Carvalho da Silva* | Jornal de Notícias, opinião
O presidente da República (PR) terminou a sua mensagem de Ano Novo 2025, afirmando “eu acredito na vontade experiente e determinada do povo português”. Fez esta afirmação porque “perceciona” (ou pensa que outros percecionam) alguma vulnerabilidade de caráter nos portugueses? Ou, consciente de não ter dado grandes contributos para a resolução dos problemas que acabava de enunciar, resolveu refugiar-se na fezada de que os portugueses se desenrascarão?
O primeiro-ministro (PM), no texto que publicou no JN no passado dia 1, assume a sua governação como um “movimento de viragem e transformação do país, com reflexo direto nas condições de vida dos portugueses”. Algumas das medidas que identifica para confirmar a sua tese tiveram impacto positivo em franjas da sociedade. Mas, no que é estruturante atrofia a democracia e cava desigualdades. É assim na imigração e na (in)segurança, na gestão da saúde onde executa a agenda do setor privado, nas áreas fiscal e da habitação.
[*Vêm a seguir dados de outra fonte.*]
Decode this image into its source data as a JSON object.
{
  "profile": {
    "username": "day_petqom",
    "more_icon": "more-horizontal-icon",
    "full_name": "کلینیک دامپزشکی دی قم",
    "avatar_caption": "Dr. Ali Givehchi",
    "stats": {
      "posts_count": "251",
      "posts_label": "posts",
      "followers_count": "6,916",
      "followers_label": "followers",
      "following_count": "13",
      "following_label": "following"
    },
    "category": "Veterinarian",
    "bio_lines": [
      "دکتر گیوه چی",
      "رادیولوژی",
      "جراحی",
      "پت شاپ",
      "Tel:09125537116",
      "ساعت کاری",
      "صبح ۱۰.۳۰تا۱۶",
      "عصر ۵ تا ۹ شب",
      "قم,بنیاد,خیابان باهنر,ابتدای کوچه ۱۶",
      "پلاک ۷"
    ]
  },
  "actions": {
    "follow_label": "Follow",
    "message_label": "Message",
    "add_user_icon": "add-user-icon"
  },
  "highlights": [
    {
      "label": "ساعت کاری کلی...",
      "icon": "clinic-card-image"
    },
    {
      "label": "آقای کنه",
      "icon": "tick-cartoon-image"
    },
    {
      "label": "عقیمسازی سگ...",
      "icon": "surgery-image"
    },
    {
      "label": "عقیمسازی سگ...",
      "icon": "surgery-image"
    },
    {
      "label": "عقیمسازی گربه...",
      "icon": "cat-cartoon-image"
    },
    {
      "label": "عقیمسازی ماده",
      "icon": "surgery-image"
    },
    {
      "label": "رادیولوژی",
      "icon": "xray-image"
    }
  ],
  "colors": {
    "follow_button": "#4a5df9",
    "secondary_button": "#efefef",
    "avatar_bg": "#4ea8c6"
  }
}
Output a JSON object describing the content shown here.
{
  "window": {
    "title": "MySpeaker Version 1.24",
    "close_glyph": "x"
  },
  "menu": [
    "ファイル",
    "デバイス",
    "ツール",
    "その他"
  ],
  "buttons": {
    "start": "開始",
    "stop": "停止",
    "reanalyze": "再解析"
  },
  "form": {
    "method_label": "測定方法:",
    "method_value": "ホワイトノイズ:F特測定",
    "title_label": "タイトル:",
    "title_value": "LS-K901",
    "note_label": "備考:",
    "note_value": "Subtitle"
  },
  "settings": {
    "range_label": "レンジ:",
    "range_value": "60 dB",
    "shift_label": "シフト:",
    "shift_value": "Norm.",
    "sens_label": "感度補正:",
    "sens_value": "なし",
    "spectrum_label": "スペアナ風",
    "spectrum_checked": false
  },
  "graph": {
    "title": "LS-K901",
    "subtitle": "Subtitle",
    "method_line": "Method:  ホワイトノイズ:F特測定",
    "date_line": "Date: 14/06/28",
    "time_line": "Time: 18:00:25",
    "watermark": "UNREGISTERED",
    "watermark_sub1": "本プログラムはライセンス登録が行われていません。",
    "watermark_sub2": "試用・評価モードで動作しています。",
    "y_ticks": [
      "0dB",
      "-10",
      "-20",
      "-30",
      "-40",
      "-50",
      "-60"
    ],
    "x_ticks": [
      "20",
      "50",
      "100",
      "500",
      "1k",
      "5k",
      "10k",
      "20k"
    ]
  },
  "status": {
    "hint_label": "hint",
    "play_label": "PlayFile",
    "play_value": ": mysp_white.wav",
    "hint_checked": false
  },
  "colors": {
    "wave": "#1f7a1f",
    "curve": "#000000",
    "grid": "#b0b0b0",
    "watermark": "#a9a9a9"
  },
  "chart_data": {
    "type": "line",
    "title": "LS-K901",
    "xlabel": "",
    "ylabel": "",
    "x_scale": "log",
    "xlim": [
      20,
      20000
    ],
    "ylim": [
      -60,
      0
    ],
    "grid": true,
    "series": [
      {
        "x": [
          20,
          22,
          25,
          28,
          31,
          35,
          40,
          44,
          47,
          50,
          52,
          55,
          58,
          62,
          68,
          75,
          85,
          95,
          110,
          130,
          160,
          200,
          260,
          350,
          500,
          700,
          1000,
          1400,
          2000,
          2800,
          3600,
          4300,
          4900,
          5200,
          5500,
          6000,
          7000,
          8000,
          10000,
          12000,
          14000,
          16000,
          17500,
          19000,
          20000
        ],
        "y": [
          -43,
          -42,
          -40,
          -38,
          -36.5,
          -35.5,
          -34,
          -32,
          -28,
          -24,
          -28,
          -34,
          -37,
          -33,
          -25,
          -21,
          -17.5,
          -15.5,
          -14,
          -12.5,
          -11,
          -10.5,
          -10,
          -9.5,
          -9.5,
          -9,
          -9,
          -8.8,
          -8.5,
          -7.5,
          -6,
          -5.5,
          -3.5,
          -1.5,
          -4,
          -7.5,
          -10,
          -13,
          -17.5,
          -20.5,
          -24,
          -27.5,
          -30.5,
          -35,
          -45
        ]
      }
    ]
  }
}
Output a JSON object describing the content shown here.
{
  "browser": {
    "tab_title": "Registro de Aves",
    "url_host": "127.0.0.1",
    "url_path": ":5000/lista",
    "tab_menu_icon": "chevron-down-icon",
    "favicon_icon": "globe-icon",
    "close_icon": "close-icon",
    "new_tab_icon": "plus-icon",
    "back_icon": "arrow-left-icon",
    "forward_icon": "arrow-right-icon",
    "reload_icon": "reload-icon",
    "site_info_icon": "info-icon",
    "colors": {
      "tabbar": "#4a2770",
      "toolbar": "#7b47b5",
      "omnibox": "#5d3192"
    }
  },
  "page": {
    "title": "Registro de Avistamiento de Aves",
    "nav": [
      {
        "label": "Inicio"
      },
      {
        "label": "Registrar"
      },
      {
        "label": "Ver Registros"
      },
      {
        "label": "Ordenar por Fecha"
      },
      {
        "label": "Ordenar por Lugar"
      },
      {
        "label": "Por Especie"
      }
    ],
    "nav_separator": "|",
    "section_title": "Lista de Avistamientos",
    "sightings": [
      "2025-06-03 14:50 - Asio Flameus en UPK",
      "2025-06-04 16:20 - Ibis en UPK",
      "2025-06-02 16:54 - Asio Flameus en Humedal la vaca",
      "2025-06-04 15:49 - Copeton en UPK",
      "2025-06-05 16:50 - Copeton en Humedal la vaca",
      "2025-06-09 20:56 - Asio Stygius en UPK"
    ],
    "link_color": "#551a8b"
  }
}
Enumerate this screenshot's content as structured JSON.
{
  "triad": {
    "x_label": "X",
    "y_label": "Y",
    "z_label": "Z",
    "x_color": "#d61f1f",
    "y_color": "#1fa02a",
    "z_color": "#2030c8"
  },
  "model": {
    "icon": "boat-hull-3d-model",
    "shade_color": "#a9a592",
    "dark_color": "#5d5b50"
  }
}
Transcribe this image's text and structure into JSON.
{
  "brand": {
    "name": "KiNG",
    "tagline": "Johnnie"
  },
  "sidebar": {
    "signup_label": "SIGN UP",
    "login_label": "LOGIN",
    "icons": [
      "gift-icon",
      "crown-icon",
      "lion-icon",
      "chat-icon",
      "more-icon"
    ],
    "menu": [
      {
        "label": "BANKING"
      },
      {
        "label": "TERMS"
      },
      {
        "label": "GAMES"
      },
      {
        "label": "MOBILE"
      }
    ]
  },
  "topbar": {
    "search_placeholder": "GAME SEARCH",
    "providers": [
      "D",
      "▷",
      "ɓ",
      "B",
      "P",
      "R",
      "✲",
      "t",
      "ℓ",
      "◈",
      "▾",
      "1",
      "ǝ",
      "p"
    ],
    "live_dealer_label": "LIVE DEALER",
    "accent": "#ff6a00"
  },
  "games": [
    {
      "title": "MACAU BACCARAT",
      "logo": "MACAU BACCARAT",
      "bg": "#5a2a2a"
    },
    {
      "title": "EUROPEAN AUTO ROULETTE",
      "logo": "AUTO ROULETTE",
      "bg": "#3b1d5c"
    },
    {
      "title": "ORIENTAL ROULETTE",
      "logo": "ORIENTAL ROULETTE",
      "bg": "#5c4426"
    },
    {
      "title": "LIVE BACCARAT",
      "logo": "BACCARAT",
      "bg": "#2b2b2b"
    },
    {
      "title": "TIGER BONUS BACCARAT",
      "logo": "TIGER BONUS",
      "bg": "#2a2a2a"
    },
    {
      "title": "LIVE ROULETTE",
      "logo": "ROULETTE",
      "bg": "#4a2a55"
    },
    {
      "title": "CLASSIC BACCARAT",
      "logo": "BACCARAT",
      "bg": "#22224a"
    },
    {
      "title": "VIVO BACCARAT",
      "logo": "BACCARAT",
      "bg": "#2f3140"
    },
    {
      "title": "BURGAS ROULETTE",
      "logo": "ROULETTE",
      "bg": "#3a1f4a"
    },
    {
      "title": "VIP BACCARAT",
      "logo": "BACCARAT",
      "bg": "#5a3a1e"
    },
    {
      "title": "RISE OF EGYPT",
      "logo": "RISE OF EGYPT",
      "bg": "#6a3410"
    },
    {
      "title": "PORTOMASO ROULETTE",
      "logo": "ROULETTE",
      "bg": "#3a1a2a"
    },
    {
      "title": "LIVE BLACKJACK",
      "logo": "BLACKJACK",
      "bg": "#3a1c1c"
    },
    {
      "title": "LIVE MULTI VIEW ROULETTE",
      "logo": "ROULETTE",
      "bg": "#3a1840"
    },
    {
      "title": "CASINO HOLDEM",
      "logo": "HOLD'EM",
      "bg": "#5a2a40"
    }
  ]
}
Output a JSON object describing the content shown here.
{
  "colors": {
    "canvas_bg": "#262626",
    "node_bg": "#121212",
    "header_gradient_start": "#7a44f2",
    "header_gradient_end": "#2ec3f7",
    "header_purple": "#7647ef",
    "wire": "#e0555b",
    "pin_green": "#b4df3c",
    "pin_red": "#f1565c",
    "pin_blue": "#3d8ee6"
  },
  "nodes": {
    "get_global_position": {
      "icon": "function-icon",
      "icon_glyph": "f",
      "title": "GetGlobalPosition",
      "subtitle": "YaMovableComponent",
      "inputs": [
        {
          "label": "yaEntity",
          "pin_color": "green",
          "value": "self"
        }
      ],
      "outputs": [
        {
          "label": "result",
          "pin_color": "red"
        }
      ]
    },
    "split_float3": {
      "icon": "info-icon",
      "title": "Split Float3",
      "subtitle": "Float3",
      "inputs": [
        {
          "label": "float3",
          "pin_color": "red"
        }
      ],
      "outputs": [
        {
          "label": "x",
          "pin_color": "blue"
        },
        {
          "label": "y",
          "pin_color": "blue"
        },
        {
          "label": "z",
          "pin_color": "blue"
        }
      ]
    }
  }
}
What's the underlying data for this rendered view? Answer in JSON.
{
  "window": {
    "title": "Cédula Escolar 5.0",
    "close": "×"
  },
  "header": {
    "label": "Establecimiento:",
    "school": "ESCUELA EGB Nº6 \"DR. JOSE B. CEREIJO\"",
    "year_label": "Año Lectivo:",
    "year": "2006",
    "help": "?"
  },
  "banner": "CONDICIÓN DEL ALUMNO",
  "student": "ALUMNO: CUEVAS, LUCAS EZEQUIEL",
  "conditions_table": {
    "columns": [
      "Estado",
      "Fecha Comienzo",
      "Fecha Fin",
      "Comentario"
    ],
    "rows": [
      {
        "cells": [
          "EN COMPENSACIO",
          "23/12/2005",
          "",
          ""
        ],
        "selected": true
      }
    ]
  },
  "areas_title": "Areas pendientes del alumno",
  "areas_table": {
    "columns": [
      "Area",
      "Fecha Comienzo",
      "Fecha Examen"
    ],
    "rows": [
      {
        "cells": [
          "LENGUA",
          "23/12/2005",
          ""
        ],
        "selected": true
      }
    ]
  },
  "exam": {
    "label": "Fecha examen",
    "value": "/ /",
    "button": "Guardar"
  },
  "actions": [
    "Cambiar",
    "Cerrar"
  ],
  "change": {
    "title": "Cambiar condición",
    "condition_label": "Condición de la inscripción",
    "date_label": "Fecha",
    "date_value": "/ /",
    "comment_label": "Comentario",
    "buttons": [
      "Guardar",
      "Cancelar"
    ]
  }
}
O PR e o PM manifestaram preocupações com a execução do PRR. É bom que o tenham feito, mas não bastam constatações. Os entraves que se colocam na sua execução estão muito para além da falta de mão de obra de que se fala. Enuncio cinco: i) o deficiente perfil de especialização da economia; ii) a fraca capacidade instalada em setores chave; iii) a má qualidade de gestão em muitas empresas, não apenas pequenas; iv) o frágil planeamento e capacidade estratégica do Estado; v) o recurso sistemático a baixos salários como fundamento da competitividade. Para o investimento ser fértil é necessário cuidar do lastro que o acolhe.
O PR disse na sua mensagem, “Precisamos de menos pobreza”, partindo da ideia de que a erradicação da pobreza é um desígnio do 25 de Abril por cumprir. De facto, temos pobreza em dimensão que nos envergonha e pratica-se mais a esmola que a cidadania social - inclusive o PR. Porém, sejamos verdadeiros: uma das grandes conquistas alcançadas foi ter-se acabado com a miséria e a desproteção social em que vivia a maioria da população portuguesa, foi dar aos portugueses cidadania. Há pobreza porque não se cumprem compromissos constitucionais fundamentais.
Há estudos sólidos - acrescento um publicado pelo CoLABOR em dezembro, titulado, Trabalho, Emprego e Proteção Social 2024, coordenado por Frederico Cantante - que nos mostram o que é preciso fazer. Primeiro, valorizar o trabalho, o emprego e a proteção social e as suas interdependências, dar combate à precariedade laboral e acesso à habitação. Segundo, reforçar apoios aos mais frágeis - a Comissão Europeia considerou, em meados de dezembro, que as transferências sociais se têm degradado e que teremos hoje “uma situação crítica”. Terceiro, distribuir melhor a riqueza existente e a que resultar do crescimento económico.
O contexto internacional e europeu e os obstáculos a vencer no plano nacional exigem muita objetividade e análise crítica sobre toda a ação política.